293Dr Matalani also explained that he disagreed with the view that Mr Grills in normal circumstances should have been able to return to work, 3 months after his injury, given that he had suffered a severe ligamentous injury, as well as various fractures, consistent with a crush injury, which had also damaged discs. He considered it not to be surprising that Mr Grills still suffered pain unexpectedly with certain activities, which caused unexpected exacerbations. The result was that any work which he undertook required flexibility in terms of posture and that prolonged sitting would aggravate his symptoms. The heavy medication he was currently taking would also adversely affect his working ability.
294In cross-examination, Dr Matalani explained that there had been no loss of stability in Mr Grills' cervical spine, but that in his thoracic spine there had been a loss of integrity, because of the consequences of the compression fractures. He agreed that he required pain management, that he needed to reduce his narcotic medication, that the litigation was a significant stressor that was contributing to the level of his incapacity to work and that he had developed a fear of and avoidance of any tasks which he feared would affect his pain levels.

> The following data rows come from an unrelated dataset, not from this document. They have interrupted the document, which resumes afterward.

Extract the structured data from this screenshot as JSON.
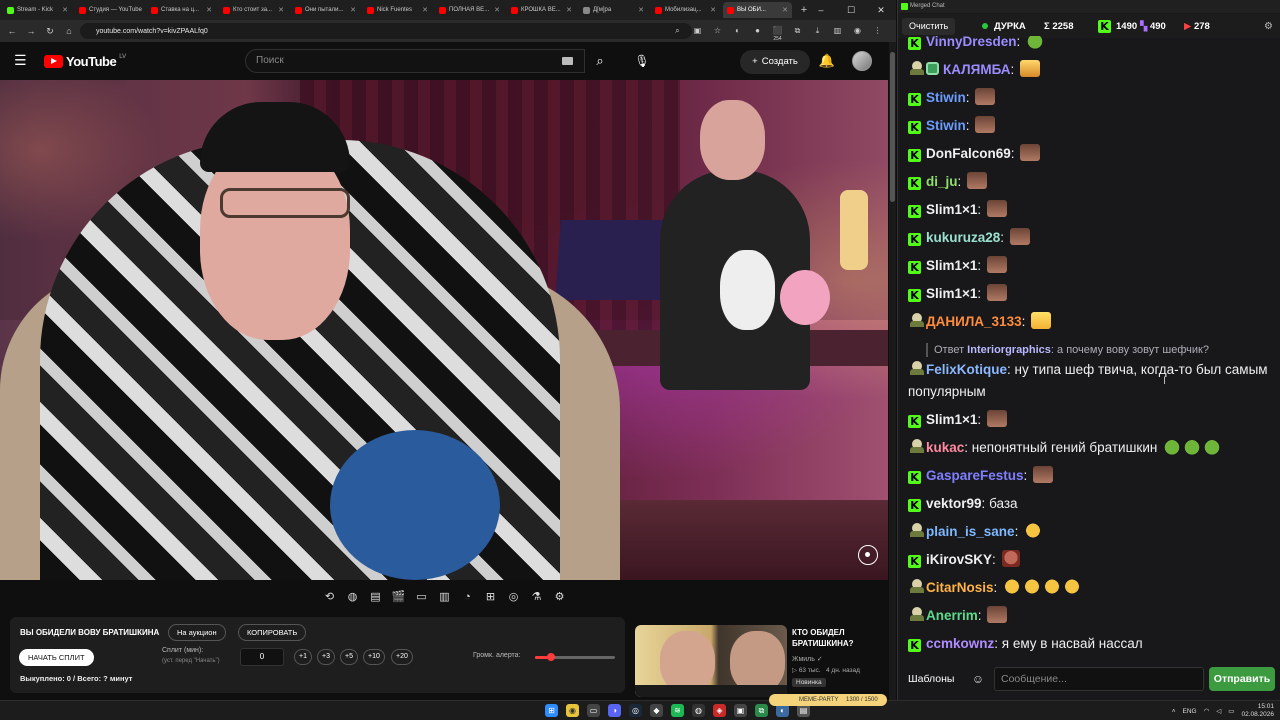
{
  "browser": {
    "tabs": [
      {
        "label": "Stream - Kick",
        "color": "#53fc18"
      },
      {
        "label": "Студия — YouTube",
        "color": "#ff0000"
      },
      {
        "label": "Ставка на ц...",
        "color": "#ff0000"
      },
      {
        "label": "Кто стоит за...",
        "color": "#ff0000"
      },
      {
        "label": "Они пытали...",
        "color": "#ff0000"
      },
      {
        "label": "Nick Fuentes",
        "color": "#ff0000"
      },
      {
        "label": "ПОЛНАЯ ВЕ...",
        "color": "#ff0000"
      },
      {
        "label": "КРОШКА ВЕ...",
        "color": "#ff0000"
      },
      {
        "label": "Д[м]ра",
        "color": "#888888"
      },
      {
        "label": "Мобилизац...",
        "color": "#ff0000"
      },
      {
        "label": "ВЫ ОБИ...",
        "color": "#ff0000"
      }
    ],
    "url": "youtube.com/watch?v=kivZPAALfq0",
    "ext_count": "254"
  },
  "youtube": {
    "logo": "YouTube",
    "country": "LV",
    "search_placeholder": "Поиск",
    "create_label": "Создать"
  },
  "panel": {
    "title": "ВЫ ОБИДЕЛИ ВОВУ БРАТИШКИНА",
    "auction_label": "На аукцион",
    "copy_label": "КОПИРОВАТЬ",
    "start_label": "НАЧАТЬ СПЛИТ",
    "split_label": "Сплит (мин):",
    "split_hint": "(уст. перед \"Начать\")",
    "split_value": "0",
    "steps": [
      "+1",
      "+3",
      "+5",
      "+10",
      "+20"
    ],
    "volume_label": "Громк. алерта:",
    "volume": 0.2,
    "status": "Выкуплено: 0 / Всего: ? минут"
  },
  "recommendation": {
    "title": "КТО ОБИДЕЛ БРАТИШКИНА?",
    "channel": "Жмиль",
    "views": "63 тыс.",
    "age": "4 дн. назад",
    "badge": "Новинка"
  },
  "chat": {
    "window_title": "Merged Chat",
    "clear_label": "Очистить",
    "channel": "ДУРКА",
    "total": "Σ 2258",
    "kick": "1490",
    "twitch": "490",
    "other": "278",
    "templates_label": "Шаблоны",
    "input_placeholder": "Сообщение...",
    "send_label": "Отправить",
    "messages": [
      {
        "user": "VinnyDresden",
        "color": "#9b8cff",
        "badge": "kick",
        "text": "",
        "emotes": [
          "frog"
        ]
      },
      {
        "user": "КАЛЯМБА",
        "color": "#9b8cff",
        "badge": "mod",
        "text": "",
        "emotes": [
          "gold"
        ]
      },
      {
        "user": "Stiwin",
        "color": "#6b9cff",
        "badge": "kick",
        "text": "",
        "emotes": [
          "face"
        ]
      },
      {
        "user": "Stiwin",
        "color": "#6b9cff",
        "badge": "kick",
        "text": "",
        "emotes": [
          "face"
        ]
      },
      {
        "user": "DonFalcon69",
        "color": "#efeff1",
        "badge": "kick",
        "text": "",
        "emotes": [
          "face"
        ]
      },
      {
        "user": "di_ju",
        "color": "#8fe06a",
        "badge": "kick",
        "text": "",
        "emotes": [
          "face"
        ]
      },
      {
        "user": "Slim1×1",
        "color": "#efeff1",
        "badge": "kick",
        "text": "",
        "emotes": [
          "face"
        ]
      },
      {
        "user": "kukuruza28",
        "color": "#9be1d0",
        "badge": "kick",
        "text": "",
        "emotes": [
          "face"
        ]
      },
      {
        "user": "Slim1×1",
        "color": "#efeff1",
        "badge": "kick",
        "text": "",
        "emotes": [
          "face"
        ]
      },
      {
        "user": "Slim1×1",
        "color": "#efeff1",
        "badge": "kick",
        "text": "",
        "emotes": [
          "face"
        ]
      },
      {
        "user": "ДАНИЛА_3133",
        "color": "#ff8c3a",
        "badge": "sub",
        "text": "",
        "emotes": [
          "wink"
        ]
      },
      {
        "user": "FelixKotique",
        "color": "#8bb8ff",
        "badge": "sub",
        "text": "ну типа шеф твича, когда-то был самым популярным",
        "emotes": [],
        "reply_prefix": "Ответ",
        "reply_user": "Interiorgraphics",
        "reply_text": "а почему вову зовут шефчик?"
      },
      {
        "user": "Slim1×1",
        "color": "#efeff1",
        "badge": "kick",
        "text": "",
        "emotes": [
          "face"
        ]
      },
      {
        "user": "kukac",
        "color": "#ff8aa0",
        "badge": "sub",
        "text": "непонятный  гений братишкин",
        "emotes": [
          "frog",
          "frog",
          "frog"
        ]
      },
      {
        "user": "GaspareFestus",
        "color": "#7f7fff",
        "badge": "kick",
        "text": "",
        "emotes": [
          "face"
        ]
      },
      {
        "user": "vektor99",
        "color": "#efeff1",
        "badge": "kick",
        "text": "база",
        "emotes": []
      },
      {
        "user": "plain_is_sane",
        "color": "#7fb8ff",
        "badge": "sub",
        "text": "",
        "emotes": [
          "laugh"
        ]
      },
      {
        "user": "iKirovSKY",
        "color": "#efeff1",
        "badge": "kick",
        "text": "",
        "emotes": [
          "beard"
        ]
      },
      {
        "user": "CitarNosis",
        "color": "#ffb347",
        "badge": "sub",
        "text": "",
        "emotes": [
          "laugh",
          "laugh",
          "laugh",
          "laugh"
        ]
      },
      {
        "user": "Anerrim",
        "color": "#5fd98a",
        "badge": "sub",
        "text": "",
        "emotes": [
          "face"
        ]
      },
      {
        "user": "ccmkownz",
        "color": "#b08cff",
        "badge": "kick",
        "text": "я ему в насвай нассал",
        "emotes": []
      }
    ]
  },
  "taskbar": {
    "lang": "ENG",
    "time": "15:01",
    "date": "02.08.2026",
    "badge_text": "МЕМЕ-PARTY",
    "badge_count": "1300 / 1500"
  }
}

He believed that subject to being able to manoeuvre from sitting to standing positions on a regular basis, Mr Grills could work in a clerical position for less than 8 hours a day. He considered that Mr Grills had developed a tolerance to his medication, so that its efficacy had reduced, while still adversely affecting his concentration and alertness. He would encourage him to pursue work which was within his restrictions.

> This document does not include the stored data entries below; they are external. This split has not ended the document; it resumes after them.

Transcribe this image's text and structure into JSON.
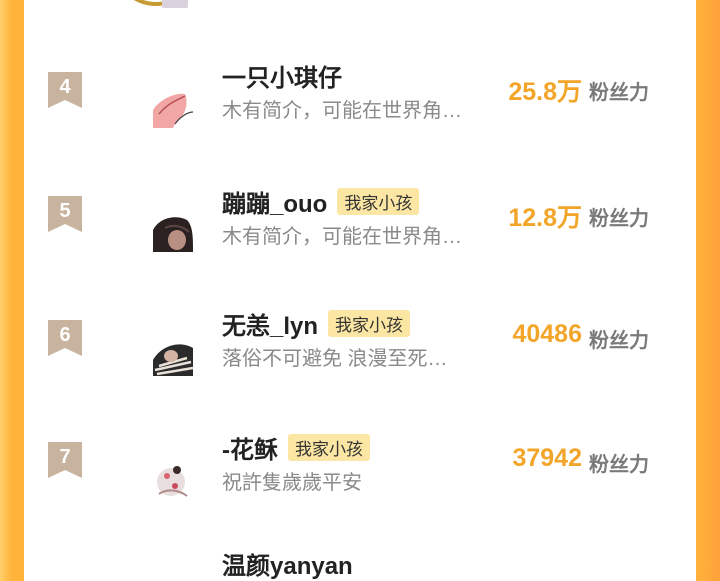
{
  "ranking": {
    "items": [
      {
        "rank": "4",
        "name": "一只小琪仔",
        "tag": "",
        "desc": "木有简介，可能在世界角…",
        "score": "25.8万",
        "unit": "粉丝力",
        "avatar_icon": "pink-drawing-avatar"
      },
      {
        "rank": "5",
        "name": "蹦蹦_ouo",
        "tag": "我家小孩",
        "desc": "木有简介，可能在世界角…",
        "score": "12.8万",
        "unit": "粉丝力",
        "avatar_icon": "dark-hair-avatar"
      },
      {
        "rank": "6",
        "name": "无恙_lyn",
        "tag": "我家小孩",
        "desc": "落俗不可避免 浪漫至死…",
        "score": "40486",
        "unit": "粉丝力",
        "avatar_icon": "striped-avatar"
      },
      {
        "rank": "7",
        "name": "-花稣",
        "tag": "我家小孩",
        "desc": "祝許隻歲歲平安",
        "score": "37942",
        "unit": "粉丝力",
        "avatar_icon": "cat-photo-avatar"
      }
    ],
    "next_partial_name": "温颜yanyan"
  },
  "colors": {
    "accent": "#f3a52a",
    "badge": "#c8b39e",
    "tag_bg": "#fbe7a3",
    "side": "#ffb33a"
  }
}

295In re-examination Dr Matalani agreed that given the nature of those restrictions, suitable work would be difficult to find, but explained that Mr Grills' current medication would not be providing him effective pain relief because of habitation and tolerance and that reducing his medication could not increase his pain levels. He needed pain relief, but there were better types available.
296Dr James Maguire, a consultant psychiatrist saw Mr Grills in February 2013. In his March report he referred to the explanation Mr Grills gave of his initial expectation that he would recover his health and return to work and the impact of his ongoing symptoms and eventual discharge from the Police Force. He described being angry and depressed, with ongoing problems of pain, concentration and mobility causing headaches, broken sleep, tiredness and an inability to work. He diagnosed Mr Grills to be suffering from chronic adjustment disorder with anxiety and depressed mood. He considered the litigation to be a significant stressor and that he needed ongoing treatment by a psychologist, as well as pain management. He thought that his emotional state would eventually resolve, with the result that he could pursue employment. He agreed with Ms Olga Asad's opinions as to treatment requirements.
297In her July 2013 report Ms Simpson also described the impact which his injuries, disabilities, problems with chronic pain and pain management and retirement from the police force had posed for Mr Grills. She agreed that he was suffering from an adjustment disorder with mixed anxiety and depressed mood, as the direct result of his accident.
298Ms Simpson considered Mr Grills to be a fairly emotionally steady man, but also considered that he would require ongoing treatment. She agreed with Dr Maguire's conclusions as to his condition, situation and prognosis, but emphasised that in any future employment, his physical capacities had to be realistically taken into account. She considered that the only vocational option likely for him was a business where his partner could do the hands on work and he could do the administrative side of things, in a flexible way, to permit him the rest during the day that he needed.